How much does horror really inform our views on gender? Most would agree that the media we consume influences the way we view the world. When you’re exposed to something through a certain lens, it influences how you interact with it in real life. Especially if the on-screen portrayal is the only exposure you’ve had. Vice versa, when we have more experience with something in real life it can affect how we feel about a text. Someone who has to tolerate misogyny at work every day is going to be bothered when a film normalizes rather than condemns misogynistic characters.
The basis of horror is that it pits a representative “us” against a representative “them.” Consuming horror tells us what (or who) to be afraid of. On the surface, we should be afraid of ghosts, home invaders, and demons, but getting down to minute details, tropes give us more to be afraid of. Our own past, our own friends and family, premarital sex, drugs, entire communities of people. Tropes have the ability to drive some pretty powerful introspection— but they can also create images in our heads that leave us afraid of those we don’t interact with. Fear is a powerful motivator.

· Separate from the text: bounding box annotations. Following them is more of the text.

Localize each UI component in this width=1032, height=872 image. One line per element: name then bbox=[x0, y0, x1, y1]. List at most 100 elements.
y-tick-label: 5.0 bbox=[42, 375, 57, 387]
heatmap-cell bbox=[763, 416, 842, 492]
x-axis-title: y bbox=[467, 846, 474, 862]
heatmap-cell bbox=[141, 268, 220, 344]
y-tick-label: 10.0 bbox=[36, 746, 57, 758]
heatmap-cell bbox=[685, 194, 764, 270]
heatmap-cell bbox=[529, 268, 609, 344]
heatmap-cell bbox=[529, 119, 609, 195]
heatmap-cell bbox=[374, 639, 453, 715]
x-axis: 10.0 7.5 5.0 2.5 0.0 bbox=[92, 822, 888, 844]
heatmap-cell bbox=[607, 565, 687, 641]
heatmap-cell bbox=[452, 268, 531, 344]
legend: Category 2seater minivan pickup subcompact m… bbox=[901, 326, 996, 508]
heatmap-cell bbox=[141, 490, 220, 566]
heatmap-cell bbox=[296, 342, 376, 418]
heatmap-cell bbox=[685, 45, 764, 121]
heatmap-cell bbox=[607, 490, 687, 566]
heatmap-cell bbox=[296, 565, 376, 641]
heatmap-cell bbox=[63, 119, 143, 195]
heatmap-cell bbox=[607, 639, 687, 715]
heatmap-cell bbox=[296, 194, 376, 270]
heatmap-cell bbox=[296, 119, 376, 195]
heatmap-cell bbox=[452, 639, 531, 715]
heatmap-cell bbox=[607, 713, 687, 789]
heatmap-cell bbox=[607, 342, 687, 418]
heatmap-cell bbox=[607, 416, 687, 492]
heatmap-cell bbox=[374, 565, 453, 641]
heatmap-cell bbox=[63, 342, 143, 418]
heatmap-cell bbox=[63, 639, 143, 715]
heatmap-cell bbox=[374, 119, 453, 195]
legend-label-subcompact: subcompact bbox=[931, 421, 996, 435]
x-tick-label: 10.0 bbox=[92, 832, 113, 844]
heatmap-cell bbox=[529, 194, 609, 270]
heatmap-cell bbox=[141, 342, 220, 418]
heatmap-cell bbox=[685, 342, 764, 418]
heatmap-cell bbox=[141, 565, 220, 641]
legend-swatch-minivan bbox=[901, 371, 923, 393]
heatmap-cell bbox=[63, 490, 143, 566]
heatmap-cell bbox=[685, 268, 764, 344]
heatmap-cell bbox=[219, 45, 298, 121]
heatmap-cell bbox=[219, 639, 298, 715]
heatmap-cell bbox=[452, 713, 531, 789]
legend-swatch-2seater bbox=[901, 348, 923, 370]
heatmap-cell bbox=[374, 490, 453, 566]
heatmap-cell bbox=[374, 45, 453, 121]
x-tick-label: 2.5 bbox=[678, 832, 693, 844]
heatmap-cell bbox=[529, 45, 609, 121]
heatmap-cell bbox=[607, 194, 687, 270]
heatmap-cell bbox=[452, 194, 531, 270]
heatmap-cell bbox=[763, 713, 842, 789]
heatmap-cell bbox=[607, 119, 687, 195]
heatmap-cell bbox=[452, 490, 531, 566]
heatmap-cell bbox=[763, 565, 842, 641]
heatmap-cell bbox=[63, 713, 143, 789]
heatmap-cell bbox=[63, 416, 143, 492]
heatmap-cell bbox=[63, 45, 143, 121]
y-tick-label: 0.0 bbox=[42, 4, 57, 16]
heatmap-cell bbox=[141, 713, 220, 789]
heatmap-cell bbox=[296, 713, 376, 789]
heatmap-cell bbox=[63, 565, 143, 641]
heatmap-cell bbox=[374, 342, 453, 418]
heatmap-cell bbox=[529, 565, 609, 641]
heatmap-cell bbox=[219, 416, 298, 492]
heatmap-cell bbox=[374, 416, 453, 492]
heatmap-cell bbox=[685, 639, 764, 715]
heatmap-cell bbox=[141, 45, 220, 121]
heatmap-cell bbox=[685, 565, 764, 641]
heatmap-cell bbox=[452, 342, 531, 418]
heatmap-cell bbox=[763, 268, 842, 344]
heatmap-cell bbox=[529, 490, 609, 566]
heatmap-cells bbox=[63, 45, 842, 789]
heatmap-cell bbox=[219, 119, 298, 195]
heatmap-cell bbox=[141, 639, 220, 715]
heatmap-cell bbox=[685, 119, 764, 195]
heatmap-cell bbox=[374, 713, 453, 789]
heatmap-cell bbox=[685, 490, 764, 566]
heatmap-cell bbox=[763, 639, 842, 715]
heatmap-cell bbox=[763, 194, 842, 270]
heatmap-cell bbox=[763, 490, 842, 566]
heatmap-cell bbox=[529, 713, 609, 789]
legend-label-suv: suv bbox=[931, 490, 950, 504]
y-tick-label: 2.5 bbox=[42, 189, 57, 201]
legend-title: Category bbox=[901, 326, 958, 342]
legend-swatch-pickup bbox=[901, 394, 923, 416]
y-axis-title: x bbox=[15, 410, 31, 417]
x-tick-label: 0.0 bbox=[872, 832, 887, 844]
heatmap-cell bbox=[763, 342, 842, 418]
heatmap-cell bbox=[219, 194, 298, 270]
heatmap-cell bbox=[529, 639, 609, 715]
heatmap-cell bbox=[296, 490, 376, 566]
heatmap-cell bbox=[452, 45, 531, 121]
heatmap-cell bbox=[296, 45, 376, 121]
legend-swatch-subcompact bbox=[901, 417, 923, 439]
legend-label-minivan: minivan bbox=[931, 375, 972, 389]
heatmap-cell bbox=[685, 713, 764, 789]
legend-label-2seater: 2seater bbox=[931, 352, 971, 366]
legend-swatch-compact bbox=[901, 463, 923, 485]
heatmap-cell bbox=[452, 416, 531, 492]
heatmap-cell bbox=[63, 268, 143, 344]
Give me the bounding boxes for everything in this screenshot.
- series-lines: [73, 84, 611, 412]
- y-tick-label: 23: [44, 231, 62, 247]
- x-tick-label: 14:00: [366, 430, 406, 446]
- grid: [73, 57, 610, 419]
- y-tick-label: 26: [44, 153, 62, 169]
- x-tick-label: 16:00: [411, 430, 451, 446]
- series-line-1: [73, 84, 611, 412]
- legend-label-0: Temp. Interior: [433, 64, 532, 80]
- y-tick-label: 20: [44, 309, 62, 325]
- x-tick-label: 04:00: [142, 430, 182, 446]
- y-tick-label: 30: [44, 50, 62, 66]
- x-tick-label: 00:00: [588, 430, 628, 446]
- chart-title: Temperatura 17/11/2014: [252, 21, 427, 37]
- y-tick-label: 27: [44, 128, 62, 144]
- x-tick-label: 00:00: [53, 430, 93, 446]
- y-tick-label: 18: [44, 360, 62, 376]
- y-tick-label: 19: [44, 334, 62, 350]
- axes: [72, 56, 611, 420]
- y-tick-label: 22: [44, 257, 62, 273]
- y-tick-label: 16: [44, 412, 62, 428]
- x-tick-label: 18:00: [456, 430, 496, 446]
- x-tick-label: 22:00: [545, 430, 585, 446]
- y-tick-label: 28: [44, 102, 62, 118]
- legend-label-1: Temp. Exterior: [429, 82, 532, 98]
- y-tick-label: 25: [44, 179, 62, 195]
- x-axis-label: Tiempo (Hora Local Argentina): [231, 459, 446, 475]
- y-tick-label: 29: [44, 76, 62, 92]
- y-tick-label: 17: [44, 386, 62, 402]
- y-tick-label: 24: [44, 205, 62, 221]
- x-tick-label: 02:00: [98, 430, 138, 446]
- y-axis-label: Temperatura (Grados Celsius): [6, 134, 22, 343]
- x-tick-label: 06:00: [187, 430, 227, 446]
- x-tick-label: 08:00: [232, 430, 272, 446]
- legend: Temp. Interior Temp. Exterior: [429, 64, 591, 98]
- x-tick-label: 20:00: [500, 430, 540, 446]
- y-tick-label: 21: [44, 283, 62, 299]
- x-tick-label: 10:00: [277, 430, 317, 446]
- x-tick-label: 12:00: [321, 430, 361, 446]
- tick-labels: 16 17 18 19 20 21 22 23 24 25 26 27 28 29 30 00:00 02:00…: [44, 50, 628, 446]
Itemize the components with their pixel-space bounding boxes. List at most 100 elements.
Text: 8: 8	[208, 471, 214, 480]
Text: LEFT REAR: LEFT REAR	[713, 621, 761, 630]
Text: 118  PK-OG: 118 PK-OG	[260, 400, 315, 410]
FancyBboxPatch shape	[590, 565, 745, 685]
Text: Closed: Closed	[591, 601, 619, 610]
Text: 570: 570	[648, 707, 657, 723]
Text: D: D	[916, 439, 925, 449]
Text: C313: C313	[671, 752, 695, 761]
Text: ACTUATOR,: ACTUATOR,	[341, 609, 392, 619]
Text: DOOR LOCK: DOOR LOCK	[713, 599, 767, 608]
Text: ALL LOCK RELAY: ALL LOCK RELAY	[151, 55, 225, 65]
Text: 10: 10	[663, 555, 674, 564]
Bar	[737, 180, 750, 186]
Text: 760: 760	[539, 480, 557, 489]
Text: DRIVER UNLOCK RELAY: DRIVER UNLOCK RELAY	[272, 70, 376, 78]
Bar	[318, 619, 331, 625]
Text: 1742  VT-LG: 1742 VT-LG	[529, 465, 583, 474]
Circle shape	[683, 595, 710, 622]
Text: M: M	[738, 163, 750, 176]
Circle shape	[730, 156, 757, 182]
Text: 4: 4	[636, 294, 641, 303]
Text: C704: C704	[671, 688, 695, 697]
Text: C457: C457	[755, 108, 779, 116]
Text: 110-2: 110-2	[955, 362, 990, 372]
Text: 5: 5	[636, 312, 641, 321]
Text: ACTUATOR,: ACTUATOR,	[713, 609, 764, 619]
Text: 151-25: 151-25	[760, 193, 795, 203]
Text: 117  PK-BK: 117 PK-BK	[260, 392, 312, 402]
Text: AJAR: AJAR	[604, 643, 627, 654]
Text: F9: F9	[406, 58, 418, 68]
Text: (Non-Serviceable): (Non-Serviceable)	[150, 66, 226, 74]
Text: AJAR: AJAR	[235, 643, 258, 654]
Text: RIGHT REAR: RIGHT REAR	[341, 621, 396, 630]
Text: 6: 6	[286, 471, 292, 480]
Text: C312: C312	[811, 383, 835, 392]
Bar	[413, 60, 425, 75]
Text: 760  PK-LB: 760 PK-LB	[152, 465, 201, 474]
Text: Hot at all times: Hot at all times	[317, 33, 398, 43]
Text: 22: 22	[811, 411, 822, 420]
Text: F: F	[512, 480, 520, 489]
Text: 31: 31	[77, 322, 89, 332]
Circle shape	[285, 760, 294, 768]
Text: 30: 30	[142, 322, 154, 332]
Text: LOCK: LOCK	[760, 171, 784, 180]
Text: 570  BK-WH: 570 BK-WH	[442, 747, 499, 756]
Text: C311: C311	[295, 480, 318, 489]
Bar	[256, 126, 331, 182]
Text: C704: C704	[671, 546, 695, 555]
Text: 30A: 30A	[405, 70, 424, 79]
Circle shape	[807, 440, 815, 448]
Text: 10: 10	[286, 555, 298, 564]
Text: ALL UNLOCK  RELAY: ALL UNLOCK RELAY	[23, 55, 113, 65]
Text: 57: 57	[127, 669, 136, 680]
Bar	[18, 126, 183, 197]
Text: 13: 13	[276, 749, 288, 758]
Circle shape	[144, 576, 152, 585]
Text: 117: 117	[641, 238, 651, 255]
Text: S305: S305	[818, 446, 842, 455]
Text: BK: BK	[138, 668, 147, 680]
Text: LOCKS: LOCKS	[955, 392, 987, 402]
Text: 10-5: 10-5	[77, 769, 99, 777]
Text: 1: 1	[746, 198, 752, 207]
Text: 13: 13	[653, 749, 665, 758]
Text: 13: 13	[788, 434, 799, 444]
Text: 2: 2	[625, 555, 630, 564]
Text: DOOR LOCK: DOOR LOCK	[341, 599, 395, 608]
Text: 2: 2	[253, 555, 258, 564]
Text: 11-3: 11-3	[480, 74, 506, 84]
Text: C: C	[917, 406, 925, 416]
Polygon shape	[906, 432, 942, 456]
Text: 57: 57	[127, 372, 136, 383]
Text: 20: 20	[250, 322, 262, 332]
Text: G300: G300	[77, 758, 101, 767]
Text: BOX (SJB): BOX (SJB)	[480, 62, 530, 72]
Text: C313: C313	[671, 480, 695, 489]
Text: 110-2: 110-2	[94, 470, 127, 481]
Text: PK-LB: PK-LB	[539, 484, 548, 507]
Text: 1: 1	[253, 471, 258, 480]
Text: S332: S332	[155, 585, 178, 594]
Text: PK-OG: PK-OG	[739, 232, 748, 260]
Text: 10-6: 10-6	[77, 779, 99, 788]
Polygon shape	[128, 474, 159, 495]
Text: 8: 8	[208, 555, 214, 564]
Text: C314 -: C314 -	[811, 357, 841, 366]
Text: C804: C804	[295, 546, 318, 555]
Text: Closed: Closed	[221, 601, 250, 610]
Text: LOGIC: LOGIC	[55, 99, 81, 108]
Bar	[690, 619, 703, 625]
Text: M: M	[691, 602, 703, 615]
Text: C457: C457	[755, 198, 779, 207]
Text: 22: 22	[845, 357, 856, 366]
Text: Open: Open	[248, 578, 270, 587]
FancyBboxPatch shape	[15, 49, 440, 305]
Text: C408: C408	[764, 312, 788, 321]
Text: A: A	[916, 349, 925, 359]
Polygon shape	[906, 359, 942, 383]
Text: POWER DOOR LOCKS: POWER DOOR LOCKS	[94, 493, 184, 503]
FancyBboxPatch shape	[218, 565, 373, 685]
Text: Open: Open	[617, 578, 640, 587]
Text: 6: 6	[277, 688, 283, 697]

It isn’t the only option, though. Being aware of how tropes come into existence is the first step towards examining them critically. Aside from that, horror is beginning to question who gets to define who the “other” really is. In recent films, the enemy often represents deeply rooted structures of power and oppression. We can see what films Some films do this well— Parasite and Us being solid examples— while some left something left to be desired, such as the recent They/Them. Since otherness is used as a weapon in horror, it’s effective to have those who aren’t usually subjected to the feeling become the other through their viewing experience. The good news is that there is plenty of space for horror to grow. In the future, tropes should continue to be changed and built upon and utilized to get new perspectives across rather than being used to reinforce harmful frameworks.